Politico reported (2/16/09) that a new poll shows that support for the Fairness Doctrine has dropped. Unfortunately, the policy described in the poll question bears no relationship to the Fairness Doctrine as it actually existed.
The Rasmussen polling firm asked respondents whether “the government should require all radio stations to offer equal amounts of conservative and liberal political commentary.” But the Fairness Doctrine never called for equal time for any points of view; it actually required, as codified in a 1959 amendment to the Communications Act of 1934, that “a broadcast licensee shall afford reasonable opportunity for discussion of conflicting views on matters of public importance.”
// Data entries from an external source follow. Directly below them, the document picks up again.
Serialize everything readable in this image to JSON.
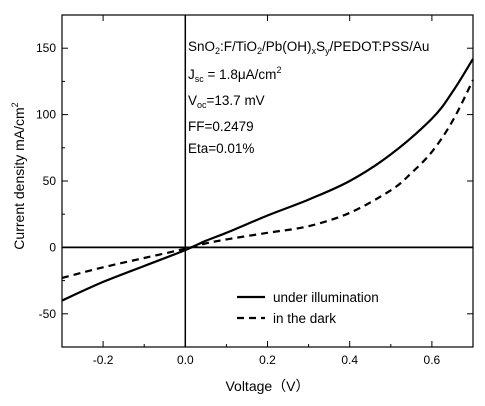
{
  "chart_data": {
    "type": "line",
    "title": "",
    "xlabel": "Voltage（V）",
    "ylabel": "Current density  mA/cm²",
    "xlim": [
      -0.3,
      0.7
    ],
    "ylim": [
      -75,
      175
    ],
    "xticks": [
      -0.2,
      0.0,
      0.2,
      0.4,
      0.6
    ],
    "xtick_labels": [
      "-0.2",
      "0.0",
      "0.2",
      "0.4",
      "0.6"
    ],
    "yticks": [
      -50,
      0,
      50,
      100,
      150
    ],
    "ytick_labels": [
      "-50",
      "0",
      "50",
      "100",
      "150"
    ],
    "grid": false,
    "legend_position": "bottom-right",
    "series": [
      {
        "name": "under illumination",
        "style": "solid",
        "x": [
          -0.3,
          -0.2,
          -0.1,
          0.0,
          0.05,
          0.1,
          0.2,
          0.3,
          0.4,
          0.5,
          0.6,
          0.65,
          0.7
        ],
        "y": [
          -40,
          -26,
          -14,
          -2,
          5,
          11,
          24,
          36,
          50,
          70,
          97,
          117,
          142
        ]
      },
      {
        "name": "in the dark",
        "style": "dashed",
        "x": [
          -0.3,
          -0.2,
          -0.1,
          0.0,
          0.05,
          0.1,
          0.2,
          0.3,
          0.4,
          0.5,
          0.55,
          0.6,
          0.65,
          0.7
        ],
        "y": [
          -23,
          -15,
          -8,
          -1,
          3,
          6,
          11,
          16,
          26,
          43,
          56,
          72,
          95,
          126
        ]
      }
    ],
    "annotations": {
      "line1": {
        "base": "SnO",
        "s1": "2",
        "mid1": ":F/TiO",
        "s2": "2",
        "mid2": "/Pb(OH)",
        "s3": "x",
        "mid3": "S",
        "s4": "y",
        "end": "/PEDOT:PSS/Au"
      },
      "line2": {
        "base": "J",
        "sub": "sc",
        "mid": " = 1.8μA/cm",
        "sup": "2"
      },
      "line3": {
        "base": "V",
        "sub": "oc",
        "rest": "=13.7 mV"
      },
      "line4": "FF=0.2479",
      "line5": "Eta=0.01%"
    }
  }
}
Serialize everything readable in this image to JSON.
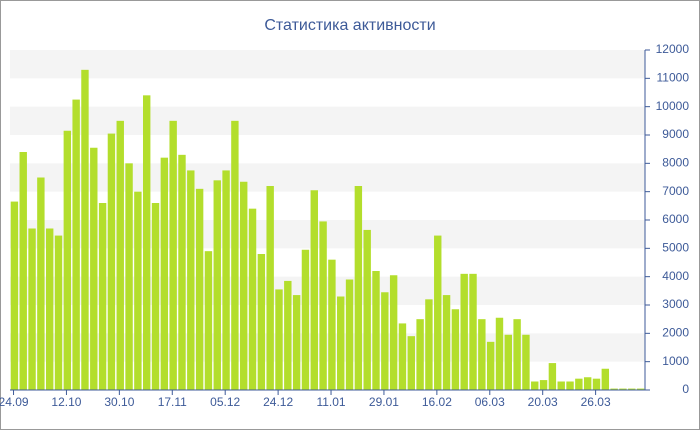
{
  "chart_data": {
    "type": "bar",
    "title": "Статистика активности",
    "categories": [
      "24.09",
      null,
      null,
      null,
      null,
      null,
      "12.10",
      null,
      null,
      null,
      null,
      null,
      "30.10",
      null,
      null,
      null,
      null,
      null,
      "17.11",
      null,
      null,
      null,
      null,
      null,
      "05.12",
      null,
      null,
      null,
      null,
      null,
      "24.12",
      null,
      null,
      null,
      null,
      null,
      "11.01",
      null,
      null,
      null,
      null,
      null,
      "29.01",
      null,
      null,
      null,
      null,
      null,
      "16.02",
      null,
      null,
      null,
      null,
      null,
      "06.03",
      null,
      null,
      null,
      null,
      null,
      "20.03",
      null,
      null,
      null,
      null,
      null,
      "26.03",
      null,
      null,
      null,
      null,
      null
    ],
    "values": [
      6650,
      8400,
      5700,
      7500,
      5700,
      5450,
      9150,
      10250,
      11300,
      8550,
      6600,
      9050,
      9500,
      8000,
      7000,
      10400,
      6600,
      8200,
      9500,
      8300,
      7750,
      7100,
      4900,
      7400,
      7750,
      9500,
      7350,
      6400,
      4800,
      7200,
      3550,
      3850,
      3350,
      4950,
      7050,
      5950,
      4600,
      3300,
      3900,
      7200,
      5650,
      4200,
      3450,
      4050,
      2350,
      1900,
      2500,
      3200,
      5450,
      3350,
      2850,
      4100,
      4100,
      2500,
      1700,
      2550,
      1950,
      2500,
      1950,
      300,
      350,
      950,
      300,
      300,
      400,
      450,
      400,
      750,
      50,
      50,
      50,
      50
    ],
    "color": "#b3de2c",
    "ylim": [
      0,
      12000
    ],
    "yticks": [
      0,
      1000,
      2000,
      3000,
      4000,
      5000,
      6000,
      7000,
      8000,
      9000,
      10000,
      11000,
      12000
    ],
    "grid": true
  }
}
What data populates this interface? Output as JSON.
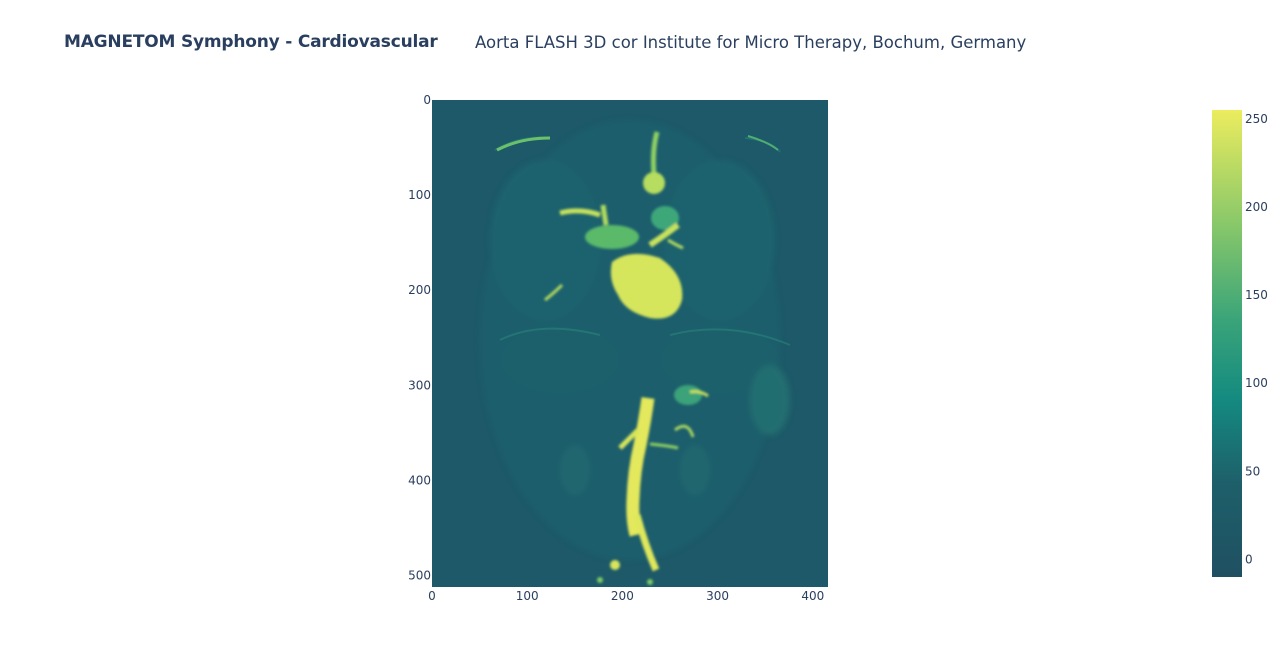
{
  "title": {
    "main": "MAGNETOM Symphony - Cardiovascular",
    "sub": "Aorta FLASH 3D cor Institute for Micro Therapy, Bochum, Germany"
  },
  "chart_data": {
    "type": "heatmap",
    "title": "MAGNETOM Symphony - Cardiovascular",
    "subtitle": "Aorta FLASH 3D cor Institute for Micro Therapy, Bochum, Germany",
    "xlabel": "",
    "ylabel": "",
    "xlim": [
      0,
      416
    ],
    "ylim": [
      512,
      0
    ],
    "x_ticks": [
      0,
      100,
      200,
      300,
      400
    ],
    "y_ticks": [
      0,
      100,
      200,
      300,
      400,
      500
    ],
    "colorscale": "Viridis",
    "colorscale_stops": [
      "#440154",
      "#3b528b",
      "#21918c",
      "#5ec962",
      "#fde725"
    ],
    "colorbar_range": [
      -10,
      255
    ],
    "colorbar_ticks": [
      0,
      50,
      100,
      150,
      200,
      250
    ],
    "background_intensity": 40,
    "grid": false
  }
}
What was “reasonable” was deliberately left vague; in practice, the FCC interpreted it as requiring something like one hour of rebuttal for every five hours devoted to promoting a particular point of view. In other words, a talkshow where the callers got as much airtime as the host, and where one out of every three callers disagreed with the host, would be perfectly in compliance with the Fairness Doctrine, without any other programming required.
Given that much more extreme and intrusive policy invented by the pollsters was only rejected by a modest plurality, you have to wonder how an honest description of the policy would poll.
See Extra!: “The Fairness Doctrine: How We Lost It, and Why We Need It Back” (1–2/05) by Steve Rendall.




The conservative net casts wide as the misinformation campaign unfairly demonizes the Fairness Doctrine, ignoring the context in which it was framed.
Perhaps a successful tack for progressives interested in fairness should be an effort to bring back the “self-regulation” of the broadcast industry with The Radio Code; seeking a return to decency and civility in public commercial broadcast.
Just last week in Denver, longtime libertarian/conservative talker Peter Boyles repeatedly referred to Denver Democratic Congresswoman Diana DeGette as, “Vagina DeGette.”
In a half-hearted apology on the air (2-23) to the Denver Post reporter who called him out, KHOW’s Boyles asked how he should address her, and suggested “Vagina Green” (Susan Greene).
This isn’t about politics. But rather it is about a commercial radio industry unable to maintain any standards of decency in broadcast, exactly what the self-regulated “Radio Code” addressed from the 1960’s to the mid-80’s.
How things have changed when liberal/progressives call for decency in broadcast, and conservatives resort to crass, tackiness in order to hawk their broadcast of what has become a widespread soiling of the publics airwaves.